È da ritenere che le società ammesse al beneficio siano soltanto quelle assoggettate a IRES. Non anche le società di persone che, ai sensi dell'art. 5 del TUIR, non hanno autonoma soggettività ai fini dell'imposizione sul reddito e non avrebbero modo, pertanto, di contabilizzare in via anticipata imposte dovute dai soci.

Tra i componenti negativi indicati alla lettera b), vi rientra l'ammortamento o le svalutazioni dell'avviamento e delle “altre attività immateriali”, ivi compresi i marchi.

La trasformazione è ammessa:

  1. esclusivamente per le DTA qualificate che siano iscritte nell'apposita voce dell'attivo dello stato patrimoniale;
  2. a condizione che nel bilancio si evidenzi una perdita;
  3. nel limite individuato al citato comma 55, secondo cui la trasformazione “opera per un importo pari al prodotto … tra a) la perdita d'esercizio, e b) il rapporto tra le attività per imposte anticipate [qualificate] e la somma del capitale sociale e delle riserve”.

Con riguardo alla quantificazione delle DTA trasformabili, il legislatore ha inteso graduare l'agevolazione in funzione della misura in cui le DTA concorrono, assieme al patrimonio netto, alla copertura delle perdite: la quota di DTA convertibile aumenta con l'aumentare dell'incidenza della perdita sul patrimonio netto. Ne consegue che in presenza di perdite pari o superiori al patrimonio netto, tali da azzerare o rendere quest'ultimo negativo, le DTA possono integralmente trasformarsi in crediti d'imposta.

Ai fini del predetto rapporto occorre fare riferimento ai seguenti valori:

  1. perdita d'esercizio evidenziata nel conto economico;
  2. attività per imposte anticipate iscritte nell'attivo dello stato patrimoniale, limitatamente alla quota riferibile alle svalutazioni dei crediti e agli ammortamenti/svalutazioni dell'avviamento e altre attività immateriali deducibili nei successivi periodi d'imposta:
  3. patrimonio netto evidenziato in bilancio, da assumere al lordo della perdita dell'esercizio, come si desume dal riferimento alla "somma di capitale sociale e riserve", nonché dalla ratio della norma, volta a individuare la misura in cui le DTA concorrono all'assorbimento della perdita subita al pari del capitale e delle riserve iscritte nel patrimonio netto contabile.
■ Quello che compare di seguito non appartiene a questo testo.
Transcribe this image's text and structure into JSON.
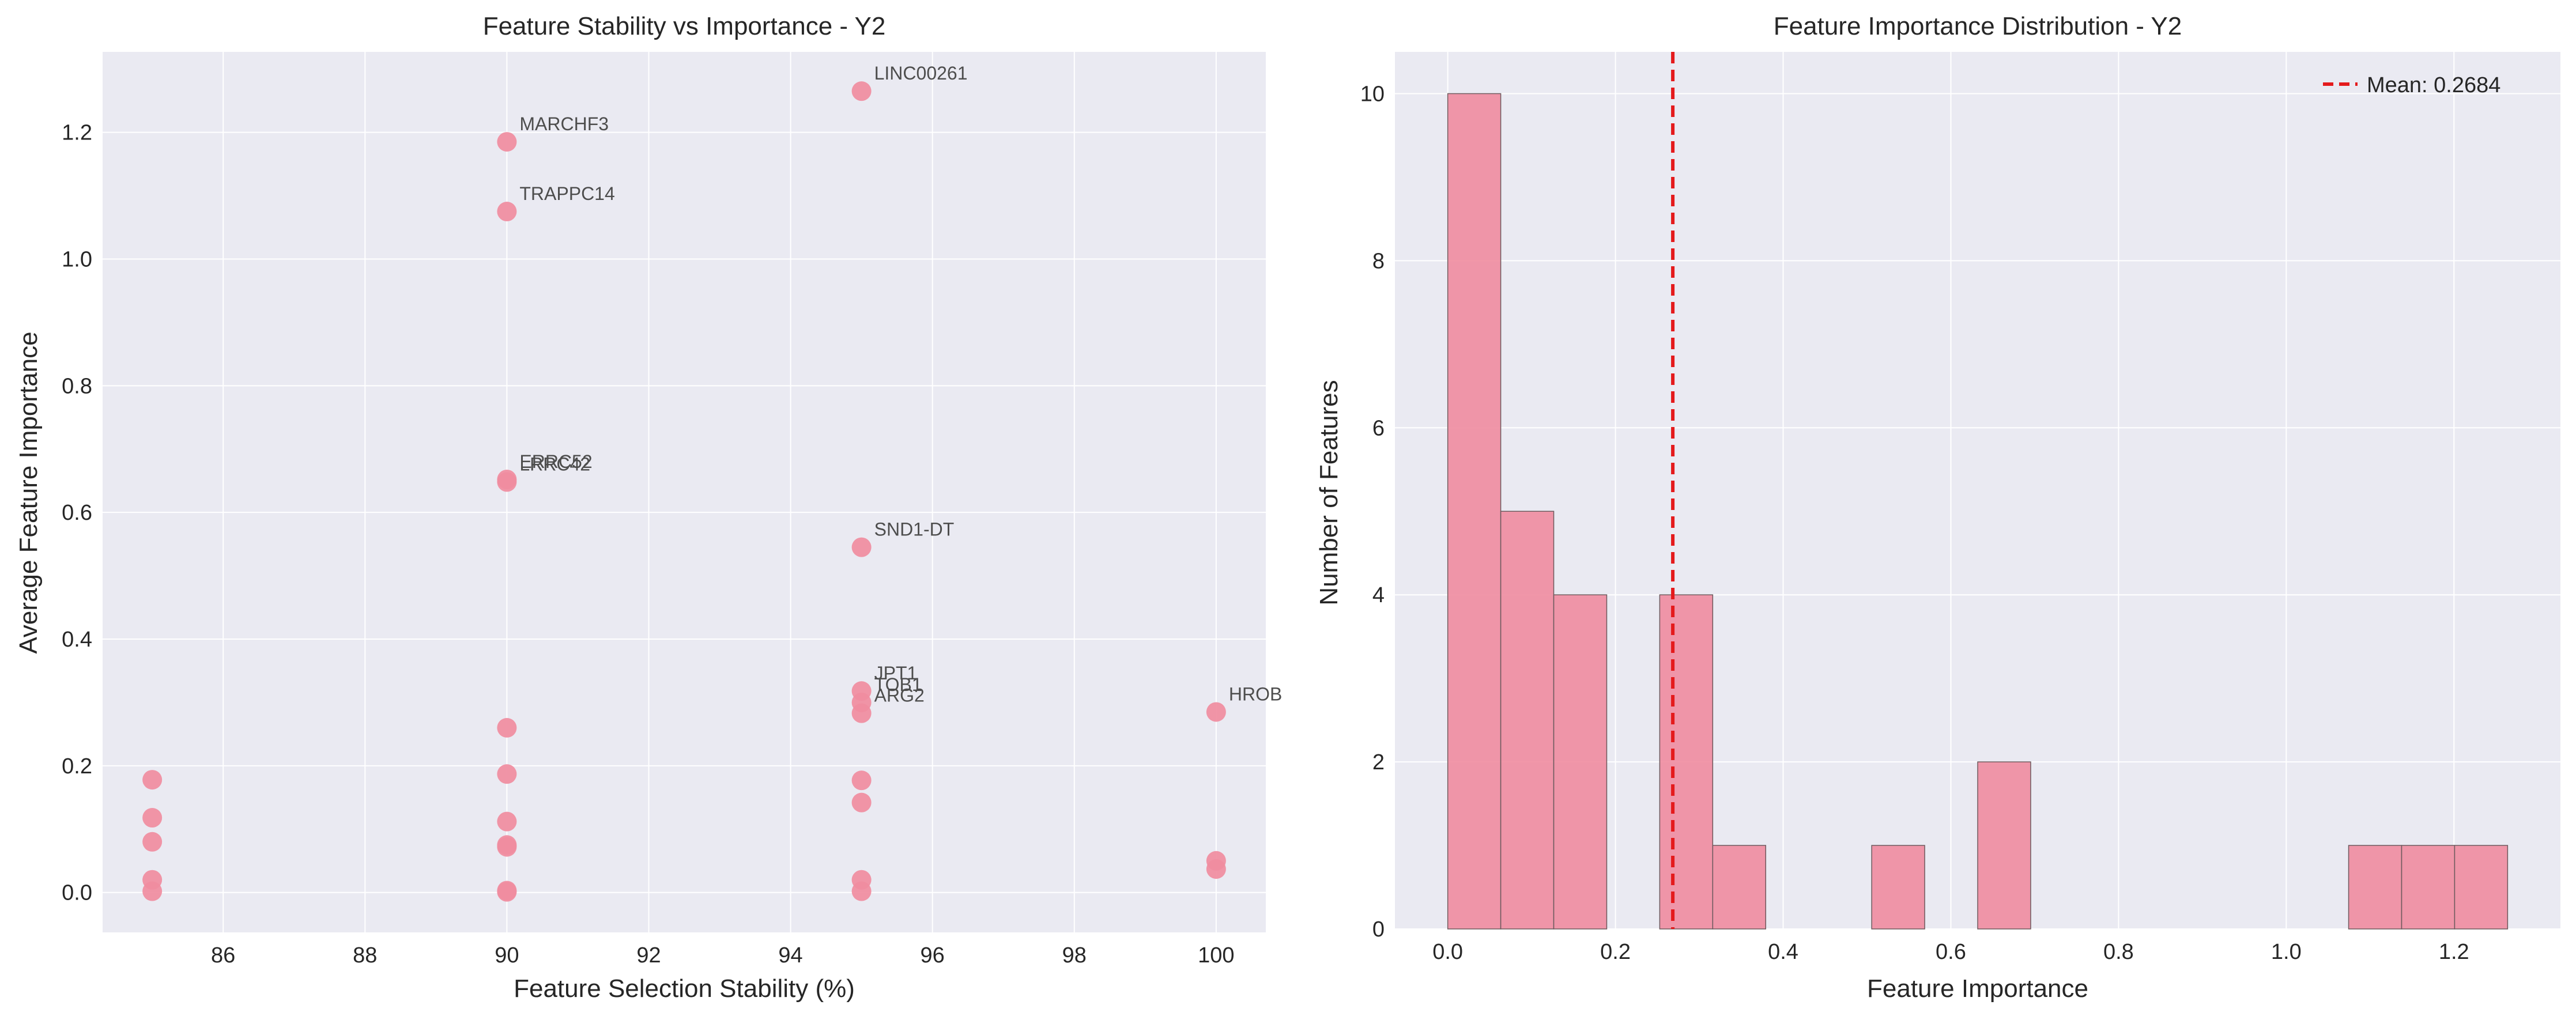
{
  "colors": {
    "axes_bg": "#eaeaf2",
    "grid": "#ffffff",
    "point": "#f08ca0",
    "bar": "#f08ca0",
    "bar_edge": "#6e5a5e",
    "mean_line": "#e41a1c",
    "text": "#262626",
    "annotation": "#4d4d4d"
  },
  "chart_data": [
    {
      "type": "scatter",
      "title": "Feature Stability vs Importance - Y2",
      "xlabel": "Feature Selection Stability (%)",
      "ylabel": "Average Feature Importance",
      "xlim": [
        84.3,
        100.7
      ],
      "ylim": [
        -0.063,
        1.327
      ],
      "xticks": [
        86,
        88,
        90,
        92,
        94,
        96,
        98,
        100
      ],
      "yticks": [
        0.0,
        0.2,
        0.4,
        0.6,
        0.8,
        1.0,
        1.2
      ],
      "xtick_labels": [
        "86",
        "88",
        "90",
        "92",
        "94",
        "96",
        "98",
        "100"
      ],
      "ytick_labels": [
        "0.0",
        "0.2",
        "0.4",
        "0.6",
        "0.8",
        "1.0",
        "1.2"
      ],
      "grid": true,
      "points": [
        {
          "x": 95,
          "y": 1.265,
          "label": "LINC00261"
        },
        {
          "x": 90,
          "y": 1.185,
          "label": "MARCHF3"
        },
        {
          "x": 90,
          "y": 1.075,
          "label": "TRAPPC14"
        },
        {
          "x": 90,
          "y": 0.652,
          "label": "ERRC52"
        },
        {
          "x": 90,
          "y": 0.648,
          "label": "LRRC42"
        },
        {
          "x": 95,
          "y": 0.545,
          "label": "SND1-DT"
        },
        {
          "x": 95,
          "y": 0.318,
          "label": "JPT1"
        },
        {
          "x": 95,
          "y": 0.3,
          "label": "TOB1"
        },
        {
          "x": 95,
          "y": 0.283,
          "label": "ARG2"
        },
        {
          "x": 100,
          "y": 0.285,
          "label": "HROB"
        },
        {
          "x": 85,
          "y": 0.178,
          "label": ""
        },
        {
          "x": 85,
          "y": 0.118,
          "label": ""
        },
        {
          "x": 85,
          "y": 0.08,
          "label": ""
        },
        {
          "x": 85,
          "y": 0.02,
          "label": ""
        },
        {
          "x": 85,
          "y": 0.002,
          "label": ""
        },
        {
          "x": 90,
          "y": 0.26,
          "label": ""
        },
        {
          "x": 90,
          "y": 0.187,
          "label": ""
        },
        {
          "x": 90,
          "y": 0.112,
          "label": ""
        },
        {
          "x": 90,
          "y": 0.075,
          "label": ""
        },
        {
          "x": 90,
          "y": 0.072,
          "label": ""
        },
        {
          "x": 90,
          "y": 0.003,
          "label": ""
        },
        {
          "x": 90,
          "y": 0.001,
          "label": ""
        },
        {
          "x": 95,
          "y": 0.177,
          "label": ""
        },
        {
          "x": 95,
          "y": 0.142,
          "label": ""
        },
        {
          "x": 95,
          "y": 0.02,
          "label": ""
        },
        {
          "x": 95,
          "y": 0.002,
          "label": ""
        },
        {
          "x": 100,
          "y": 0.05,
          "label": ""
        },
        {
          "x": 100,
          "y": 0.037,
          "label": ""
        }
      ]
    },
    {
      "type": "bar",
      "subtype": "histogram",
      "title": "Feature Importance Distribution - Y2",
      "xlabel": "Feature Importance",
      "ylabel": "Number of Features",
      "xlim": [
        -0.063,
        1.327
      ],
      "ylim": [
        0,
        10.5
      ],
      "xticks": [
        0.0,
        0.2,
        0.4,
        0.6,
        0.8,
        1.0,
        1.2
      ],
      "yticks": [
        0,
        2,
        4,
        6,
        8,
        10
      ],
      "xtick_labels": [
        "0.0",
        "0.2",
        "0.4",
        "0.6",
        "0.8",
        "1.0",
        "1.2"
      ],
      "ytick_labels": [
        "0",
        "2",
        "4",
        "6",
        "8",
        "10"
      ],
      "grid": true,
      "bin_start": 0.0,
      "bin_width": 0.0632,
      "counts": [
        10,
        5,
        4,
        0,
        4,
        1,
        0,
        0,
        1,
        0,
        2,
        0,
        0,
        0,
        0,
        0,
        0,
        1,
        1,
        1
      ],
      "mean_line": {
        "x": 0.2684,
        "label": "Mean: 0.2684"
      },
      "legend_position": "upper right"
    }
  ]
}
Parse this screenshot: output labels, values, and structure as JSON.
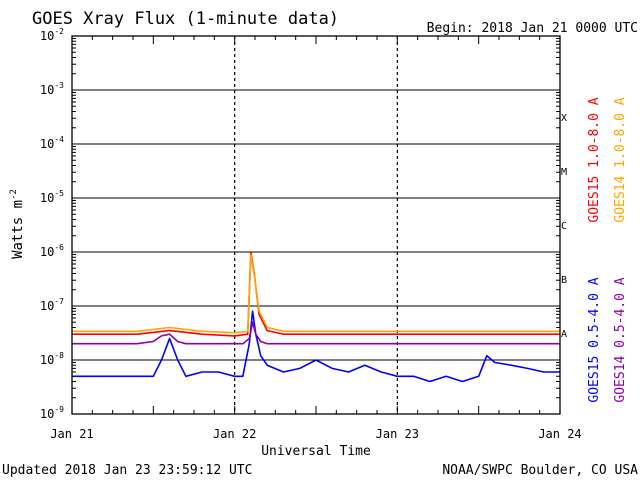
{
  "chart_data": {
    "type": "line",
    "title": "GOES Xray Flux (1-minute data)",
    "begin_label": "Begin:  2018 Jan 21 0000 UTC",
    "xlabel": "Universal Time",
    "ylabel": "Watts m",
    "ylabel_superscript": "-2",
    "y_scale": "log",
    "ylim": [
      1e-09,
      0.01
    ],
    "x_unit": "days since Jan 21 0000 UTC",
    "xlim": [
      0,
      3
    ],
    "x_ticks": [
      {
        "label": "Jan 21",
        "value": 0
      },
      {
        "label": "Jan 22",
        "value": 1
      },
      {
        "label": "Jan 23",
        "value": 2
      },
      {
        "label": "Jan 24",
        "value": 3
      }
    ],
    "y_ticks": [
      {
        "base": "10",
        "exp": "-2",
        "value": 0.01
      },
      {
        "base": "10",
        "exp": "-3",
        "value": 0.001
      },
      {
        "base": "10",
        "exp": "-4",
        "value": 0.0001
      },
      {
        "base": "10",
        "exp": "-5",
        "value": 1e-05
      },
      {
        "base": "10",
        "exp": "-6",
        "value": 1e-06
      },
      {
        "base": "10",
        "exp": "-7",
        "value": 1e-07
      },
      {
        "base": "10",
        "exp": "-8",
        "value": 1e-08
      },
      {
        "base": "10",
        "exp": "-9",
        "value": 1e-09
      }
    ],
    "flare_classes": [
      {
        "label": "X",
        "low": 0.0001,
        "high": 0.001
      },
      {
        "label": "M",
        "low": 1e-05,
        "high": 0.0001
      },
      {
        "label": "C",
        "low": 1e-06,
        "high": 1e-05
      },
      {
        "label": "B",
        "low": 1e-07,
        "high": 1e-06
      },
      {
        "label": "A",
        "low": 1e-08,
        "high": 1e-07
      }
    ],
    "series": [
      {
        "name": "GOES15 1.0-8.0 A",
        "color": "#ff0000",
        "x": [
          0,
          0.2,
          0.4,
          0.6,
          0.8,
          1.0,
          1.08,
          1.1,
          1.12,
          1.15,
          1.2,
          1.3,
          1.5,
          1.7,
          1.9,
          2.0,
          2.2,
          2.4,
          2.6,
          2.8,
          3.0
        ],
        "y": [
          3e-08,
          3e-08,
          3e-08,
          3.5e-08,
          3e-08,
          2.8e-08,
          3e-08,
          1e-06,
          4e-07,
          7e-08,
          3.5e-08,
          3e-08,
          3e-08,
          3e-08,
          3e-08,
          3e-08,
          3e-08,
          3e-08,
          3e-08,
          3e-08,
          3e-08
        ]
      },
      {
        "name": "GOES14 1.0-8.0 A",
        "color": "#ffa500",
        "x": [
          0,
          0.2,
          0.4,
          0.6,
          0.8,
          1.0,
          1.08,
          1.1,
          1.12,
          1.15,
          1.2,
          1.3,
          1.5,
          1.7,
          1.9,
          2.0,
          2.2,
          2.4,
          2.6,
          2.8,
          3.0
        ],
        "y": [
          3.4e-08,
          3.4e-08,
          3.4e-08,
          4e-08,
          3.4e-08,
          3.2e-08,
          3.4e-08,
          9e-07,
          3.8e-07,
          8e-08,
          4e-08,
          3.4e-08,
          3.4e-08,
          3.4e-08,
          3.4e-08,
          3.4e-08,
          3.4e-08,
          3.4e-08,
          3.4e-08,
          3.4e-08,
          3.4e-08
        ]
      },
      {
        "name": "GOES15 0.5-4.0 A",
        "color": "#0000ff",
        "x": [
          0,
          0.1,
          0.2,
          0.3,
          0.4,
          0.5,
          0.55,
          0.6,
          0.65,
          0.7,
          0.8,
          0.9,
          1.0,
          1.05,
          1.09,
          1.11,
          1.13,
          1.16,
          1.2,
          1.3,
          1.4,
          1.5,
          1.6,
          1.7,
          1.8,
          1.9,
          2.0,
          2.1,
          2.2,
          2.3,
          2.4,
          2.5,
          2.55,
          2.6,
          2.7,
          2.8,
          2.9,
          3.0
        ],
        "y": [
          5e-09,
          5e-09,
          5e-09,
          5e-09,
          5e-09,
          5e-09,
          1e-08,
          2.5e-08,
          1e-08,
          5e-09,
          6e-09,
          6e-09,
          5e-09,
          5e-09,
          2e-08,
          8e-08,
          3e-08,
          1.2e-08,
          8e-09,
          6e-09,
          7e-09,
          1e-08,
          7e-09,
          6e-09,
          8e-09,
          6e-09,
          5e-09,
          5e-09,
          4e-09,
          5e-09,
          4e-09,
          5e-09,
          1.2e-08,
          9e-09,
          8e-09,
          7e-09,
          6e-09,
          6e-09
        ]
      },
      {
        "name": "GOES14 0.5-4.0 A",
        "color": "#8b00a8",
        "x": [
          0,
          0.1,
          0.2,
          0.3,
          0.4,
          0.5,
          0.55,
          0.6,
          0.65,
          0.7,
          0.8,
          0.9,
          1.0,
          1.05,
          1.09,
          1.11,
          1.13,
          1.16,
          1.2,
          1.3,
          1.5,
          1.7,
          1.9,
          2.0,
          2.2,
          2.4,
          2.6,
          2.8,
          3.0
        ],
        "y": [
          2e-08,
          2e-08,
          2e-08,
          2e-08,
          2e-08,
          2.2e-08,
          2.8e-08,
          3e-08,
          2.2e-08,
          2e-08,
          2e-08,
          2e-08,
          2e-08,
          2e-08,
          2.5e-08,
          5e-08,
          3e-08,
          2.2e-08,
          2e-08,
          2e-08,
          2e-08,
          2e-08,
          2e-08,
          2e-08,
          2e-08,
          2e-08,
          2e-08,
          2e-08,
          2e-08
        ]
      }
    ],
    "legend_placement": "right",
    "grid": true
  },
  "footer": {
    "updated": "Updated 2018 Jan 23 23:59:12 UTC",
    "source": "NOAA/SWPC Boulder, CO USA"
  }
}
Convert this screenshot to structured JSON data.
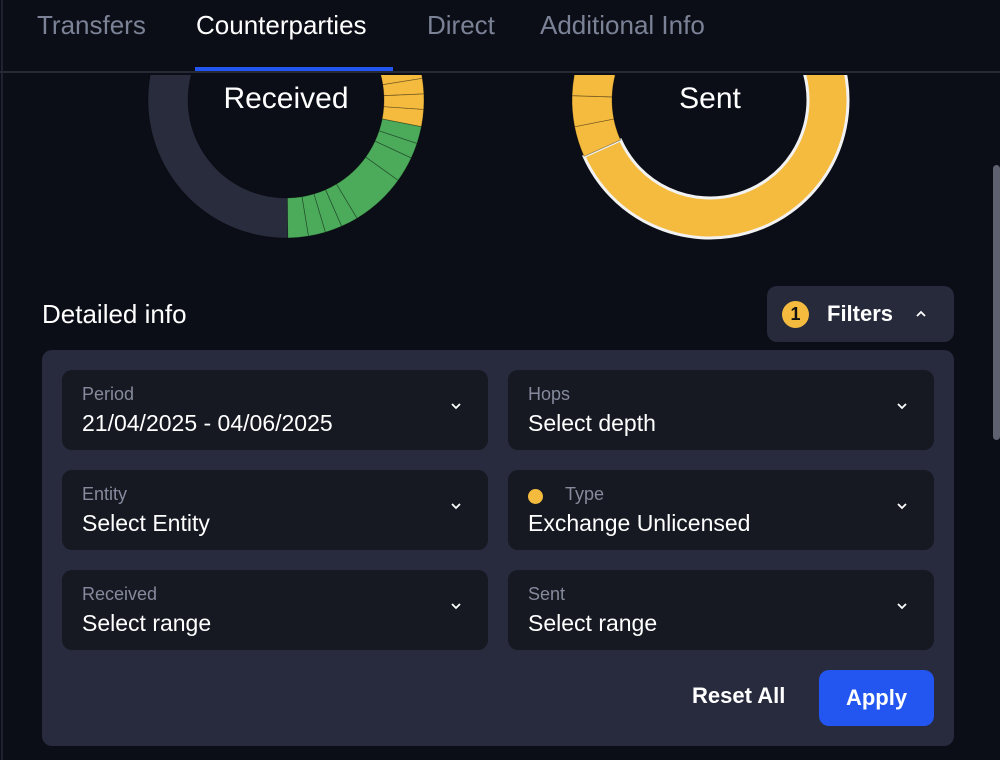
{
  "tabs": [
    {
      "label": "Transfers"
    },
    {
      "label": "Counterparties",
      "active": true
    },
    {
      "label": "Direct"
    },
    {
      "label": "Additional Info"
    }
  ],
  "colors": {
    "accent": "#2356f0",
    "yellow": "#f4bb3f",
    "green": "#4caa5b",
    "dark": "#282c3d",
    "background": "#0b0e17"
  },
  "chart_data": [
    {
      "type": "pie",
      "title": "Received",
      "unit": "percent of ring, clockwise from top",
      "segments": [
        {
          "color": "yellow",
          "value": 18.9,
          "highlighted": true
        },
        {
          "color": "yellow",
          "value": 1.8
        },
        {
          "color": "yellow",
          "value": 1.8
        },
        {
          "color": "yellow",
          "value": 1.8
        },
        {
          "color": "yellow",
          "value": 1.8
        },
        {
          "color": "yellow",
          "value": 2.0
        },
        {
          "color": "green",
          "value": 2.0
        },
        {
          "color": "green",
          "value": 1.8
        },
        {
          "color": "green",
          "value": 3.0
        },
        {
          "color": "green",
          "value": 6.5
        },
        {
          "color": "green",
          "value": 2.0
        },
        {
          "color": "green",
          "value": 2.0
        },
        {
          "color": "green",
          "value": 2.0
        },
        {
          "color": "green",
          "value": 2.4
        },
        {
          "color": "dark",
          "value": 50.2
        }
      ]
    },
    {
      "type": "pie",
      "title": "Sent",
      "unit": "percent of ring, clockwise from top",
      "segments": [
        {
          "color": "yellow",
          "value": 68.3,
          "highlighted": true
        },
        {
          "color": "yellow",
          "value": 3.6
        },
        {
          "color": "yellow",
          "value": 3.6
        },
        {
          "color": "yellow",
          "value": 3.6
        },
        {
          "color": "green",
          "value": 10.0
        },
        {
          "color": "green",
          "value": 10.9
        }
      ]
    }
  ],
  "section": {
    "title": "Detailed info"
  },
  "filters": {
    "badge": "1",
    "label": "Filters",
    "expanded": true
  },
  "fields": [
    {
      "label": "Period",
      "value": "21/04/2025 - 04/06/2025"
    },
    {
      "label": "Hops",
      "value": "Select depth"
    },
    {
      "label": "Entity",
      "value": "Select Entity"
    },
    {
      "label": "Type",
      "value": "Exchange Unlicensed",
      "active_dot": true
    },
    {
      "label": "Received",
      "value": "Select range"
    },
    {
      "label": "Sent",
      "value": "Select range"
    }
  ],
  "actions": {
    "reset": "Reset All",
    "apply": "Apply"
  }
}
La conversione in crediti d'imposta e la conseguente, immediata monetizzazione delle DTA, comportano una sostanziale anticipazione del vantaggio che, in termini di minore imposta, sarebbe derivato nei futuri periodi d'imposta (per effetto della deduzione dei componenti negativi di reddito che hanno dato origine alle DTA qualificate).

Per evitare una ingiustificata duplicazione del medesimo beneficio, il comma 56 dispone che “con decorrenza dal periodo d'imposta in corso alla data di approvazione del bilancio, non sono deducibili i componenti negativi corrispondenti alle attività per imposte anticipate trasformate in credito d'imposta…”.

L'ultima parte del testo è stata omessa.